Methods: The study population comprised 20 high level male gymnasts and 17 non-athletic healthy male controls. Arch indices were measured using a podoscope. Ankle plantar/dorsiflexion and eversion/inversion strengths were measured using a Biodex 3 dynamometer within the protocol of concentric/concentric five repetitions at 30°/s velocity.

Results: The mean arch index of the right and left foot of the gymnasts and the controls were respectively: 31.4 (29.1), 34.01 (34.65); 60.01 (30.3), 63.75 (32.27). Both the arch indices and the ankle dorsiflexion strengths were lower in the gymnasts. Although no correlation was found between strength and arch index in the control group, a significant correlation was observed between eversion strengths and arch indices of the gymnasts (r  =  0.41, p  =  0.02).

Conclusions: Whether or not the findings indicate sport specific adaptation or less training of the ankle dorsiflexors, prospective data are required to elucidate the tendency for pes cavus in gymnasts, for whom stabilisation of the foot is a priority.

(Br J Sports Med 2005;39:e13)

Long term outcomes of inversion ankle injuries

A Anandacoomarasamy, L Barnsley

Background: Ankle sprains are common sporting injuries generally believed to be benign and self limiting. However, some studies report a significant proportion of patients with ankle sprains having persistent symptoms for months or even years.

Aims: To determine the proportion of patients presenting to an Australian sports medicine clinic who had long term symptoms after a sports related inversion ankle sprain.

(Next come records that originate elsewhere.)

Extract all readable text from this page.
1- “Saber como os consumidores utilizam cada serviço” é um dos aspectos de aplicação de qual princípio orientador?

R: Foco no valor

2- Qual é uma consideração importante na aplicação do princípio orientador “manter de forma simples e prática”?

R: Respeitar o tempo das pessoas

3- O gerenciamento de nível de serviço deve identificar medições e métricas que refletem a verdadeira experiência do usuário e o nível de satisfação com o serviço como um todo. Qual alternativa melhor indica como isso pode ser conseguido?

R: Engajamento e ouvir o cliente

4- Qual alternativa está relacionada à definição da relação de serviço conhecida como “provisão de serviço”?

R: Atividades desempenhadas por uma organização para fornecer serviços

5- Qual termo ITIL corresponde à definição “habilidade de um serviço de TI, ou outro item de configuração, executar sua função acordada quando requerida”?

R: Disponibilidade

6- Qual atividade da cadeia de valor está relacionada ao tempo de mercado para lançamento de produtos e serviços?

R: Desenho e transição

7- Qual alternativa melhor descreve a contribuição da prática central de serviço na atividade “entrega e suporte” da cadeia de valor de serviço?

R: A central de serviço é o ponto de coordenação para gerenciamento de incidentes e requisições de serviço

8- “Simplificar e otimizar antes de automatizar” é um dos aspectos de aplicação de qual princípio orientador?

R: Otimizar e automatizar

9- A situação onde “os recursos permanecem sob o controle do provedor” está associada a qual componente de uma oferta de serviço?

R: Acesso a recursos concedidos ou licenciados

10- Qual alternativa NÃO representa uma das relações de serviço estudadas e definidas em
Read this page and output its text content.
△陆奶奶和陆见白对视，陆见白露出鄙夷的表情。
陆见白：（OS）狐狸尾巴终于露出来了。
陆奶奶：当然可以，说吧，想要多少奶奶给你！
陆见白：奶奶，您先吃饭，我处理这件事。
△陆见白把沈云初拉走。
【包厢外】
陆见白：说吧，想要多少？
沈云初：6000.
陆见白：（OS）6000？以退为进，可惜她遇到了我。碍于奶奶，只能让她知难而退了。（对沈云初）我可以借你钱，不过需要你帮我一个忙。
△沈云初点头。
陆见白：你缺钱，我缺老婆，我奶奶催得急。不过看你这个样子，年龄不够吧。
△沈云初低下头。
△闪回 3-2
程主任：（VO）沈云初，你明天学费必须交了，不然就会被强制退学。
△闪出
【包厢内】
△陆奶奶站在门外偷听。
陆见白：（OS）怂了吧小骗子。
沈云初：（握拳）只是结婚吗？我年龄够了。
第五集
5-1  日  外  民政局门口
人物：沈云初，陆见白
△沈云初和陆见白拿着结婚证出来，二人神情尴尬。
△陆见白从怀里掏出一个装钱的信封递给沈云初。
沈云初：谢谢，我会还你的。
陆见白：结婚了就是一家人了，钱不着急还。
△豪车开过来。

Methods: Consecutive patients referred to the NSW Institute of Sports Medicine from August 1999 to August 2002 with inversion ankle sprain were included. Exclusion criteria were fracture, ankle surgery, or concurrent lower limb problems. A control group, matched for age and sex, was recruited from patients attending the clinic for upper limb injuries in the same time period. Current ankle symptoms, ankle related disability, and current health status were ascertained through a structured telephone interview.

Results: Nineteen patients and matched controls were recruited and interviewed. The mean age in the ankle group was 20 (range 13–28). Twelve patients (63%) were male. Average follow up was 29 months. Only five (26%) ankle injured patients had recovered fully, with no pain, swelling, giving way, or weakness at follow up. None of the control group reported these symptoms (p<0.0001). Assessments of quality of life using short form-36 questionnaires (SF36) revealed a difference in the general health subscale between the two groups, favouring the control arm (p<0.05). There were no significant differences in the other SF36 subscales between the two groups.

Conclusion: Most patients who sustain an inversion ankle injury at sport and who were subsequently referred to a sports medicine clinic had persistent symptoms for at least two years after their injury. This reinforces the importance of prevention and early effective treatment.